Para Kurt Lewin (1983, p. 75), a presença de um grupo solidário facilita o processo de mudança cultural. Pois ao
ancorar sua própria conduta em algo grande, substancial e supraindividual, como a cultura de um grupo, é que o indivíduo pode estabilizar suas novas crenças o suficiente para mantê-las imunes das flutuações diárias de estados de ânimo e de influências a que ele está sujeito como indivíduo.
Estar enraizado em uma comunidade, isto é, participar ativamente de suas decisões e destinos, estimula as pessoas a querer se destacar e a afirmar uma conduta exemplar. Por mais que os indivíduos já tivessem preocupações ecológicas ou comunitárias antes de ingressar no grupo, ao se identificarem com esse "nós", eles tendem em sua direção. Um dos ecovilenses, por exemplo, largou o seu emprego como administrador de empresas para trabalhar com educação na área da sustentabilidade.
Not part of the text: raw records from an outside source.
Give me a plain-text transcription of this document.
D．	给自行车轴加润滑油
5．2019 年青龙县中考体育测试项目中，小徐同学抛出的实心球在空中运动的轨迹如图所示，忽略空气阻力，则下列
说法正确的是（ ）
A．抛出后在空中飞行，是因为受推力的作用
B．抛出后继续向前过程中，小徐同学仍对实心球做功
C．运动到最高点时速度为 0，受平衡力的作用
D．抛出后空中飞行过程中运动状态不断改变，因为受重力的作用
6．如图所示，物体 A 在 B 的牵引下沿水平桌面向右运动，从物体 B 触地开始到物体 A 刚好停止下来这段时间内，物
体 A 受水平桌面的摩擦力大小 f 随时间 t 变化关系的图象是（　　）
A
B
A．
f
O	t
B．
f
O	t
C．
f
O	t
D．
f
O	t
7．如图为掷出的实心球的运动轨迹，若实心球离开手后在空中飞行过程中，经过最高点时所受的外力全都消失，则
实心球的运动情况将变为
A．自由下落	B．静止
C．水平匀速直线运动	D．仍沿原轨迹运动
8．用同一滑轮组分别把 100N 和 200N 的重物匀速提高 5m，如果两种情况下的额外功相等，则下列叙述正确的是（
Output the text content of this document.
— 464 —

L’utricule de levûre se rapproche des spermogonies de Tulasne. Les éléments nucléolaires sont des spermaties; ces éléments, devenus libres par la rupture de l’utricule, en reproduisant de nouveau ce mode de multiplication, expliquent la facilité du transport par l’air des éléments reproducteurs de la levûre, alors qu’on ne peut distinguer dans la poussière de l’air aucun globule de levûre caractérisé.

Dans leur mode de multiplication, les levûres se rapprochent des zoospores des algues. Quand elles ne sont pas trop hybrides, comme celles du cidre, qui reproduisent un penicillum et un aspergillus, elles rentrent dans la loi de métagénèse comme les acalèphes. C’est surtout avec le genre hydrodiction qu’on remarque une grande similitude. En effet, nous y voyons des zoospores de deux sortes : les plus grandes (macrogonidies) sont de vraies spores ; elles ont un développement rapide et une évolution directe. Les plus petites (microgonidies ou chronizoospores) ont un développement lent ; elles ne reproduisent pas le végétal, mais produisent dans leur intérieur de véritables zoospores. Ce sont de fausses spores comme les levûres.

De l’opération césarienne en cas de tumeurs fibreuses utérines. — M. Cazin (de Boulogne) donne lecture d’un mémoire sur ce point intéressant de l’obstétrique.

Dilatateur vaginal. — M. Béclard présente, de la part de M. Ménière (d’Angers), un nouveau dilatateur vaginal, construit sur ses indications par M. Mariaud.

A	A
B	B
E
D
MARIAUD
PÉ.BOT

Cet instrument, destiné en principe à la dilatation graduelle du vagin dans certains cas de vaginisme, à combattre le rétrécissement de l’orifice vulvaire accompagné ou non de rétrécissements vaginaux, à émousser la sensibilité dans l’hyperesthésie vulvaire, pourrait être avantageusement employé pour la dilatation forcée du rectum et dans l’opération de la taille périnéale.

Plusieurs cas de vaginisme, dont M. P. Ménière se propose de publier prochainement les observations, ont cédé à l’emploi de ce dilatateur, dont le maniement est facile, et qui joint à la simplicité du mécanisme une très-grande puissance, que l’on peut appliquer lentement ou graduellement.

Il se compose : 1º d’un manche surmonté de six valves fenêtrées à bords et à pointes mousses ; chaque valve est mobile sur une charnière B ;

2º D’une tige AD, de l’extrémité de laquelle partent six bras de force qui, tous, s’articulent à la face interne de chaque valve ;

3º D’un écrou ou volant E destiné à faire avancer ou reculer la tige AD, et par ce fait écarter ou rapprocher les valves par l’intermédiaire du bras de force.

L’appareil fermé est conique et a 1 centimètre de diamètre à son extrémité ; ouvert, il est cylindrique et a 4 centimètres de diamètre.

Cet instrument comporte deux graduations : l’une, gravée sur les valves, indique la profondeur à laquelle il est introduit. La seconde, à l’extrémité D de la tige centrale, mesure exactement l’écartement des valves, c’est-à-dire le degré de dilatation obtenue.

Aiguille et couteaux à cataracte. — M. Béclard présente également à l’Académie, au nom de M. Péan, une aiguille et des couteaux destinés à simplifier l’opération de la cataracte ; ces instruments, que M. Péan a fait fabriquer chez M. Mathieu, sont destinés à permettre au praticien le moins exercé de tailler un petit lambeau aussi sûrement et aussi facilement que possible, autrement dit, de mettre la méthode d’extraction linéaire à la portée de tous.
Por outro lado, quando alguém se afasta do grupo e as novas formas de ação ainda não foram completamente habitadas, os costumes prevalecentes podem voltar a exercer sua força. Exemplo disso foi vivenciado pela própria pesquisadora. Como dissemos, a pesquisa de campo provocou mudanças na pesquisadora, especialmente a adoção de algumas práticas ecológicas promovidas pelos ecovilenses. No entanto, quando a pesquisa de campo foi concluída e ela ficou um longo tempo sem visitar a Comunidade Andorinha, a pesquisadora abandonou muitas práticas novas que havia adotado. Isso ocorreu, talvez, porque o seu modelo de identificação e comparação deixou de ser a ecovila e voltou a ser o seu grupo de convívio na cidade. Quando comparado com a vida habitual de seu grupo de convívio, tais ações parecem até descabidas e exageradas. O grupo não estimula – pelo contrário, tende a inibir essas ações. Consequentemente, manter certas práticas diferenciadas longe de aliados – isto é, longe de um grupo com valores semelhantes – torna-se uma tarefa muito mais difícil.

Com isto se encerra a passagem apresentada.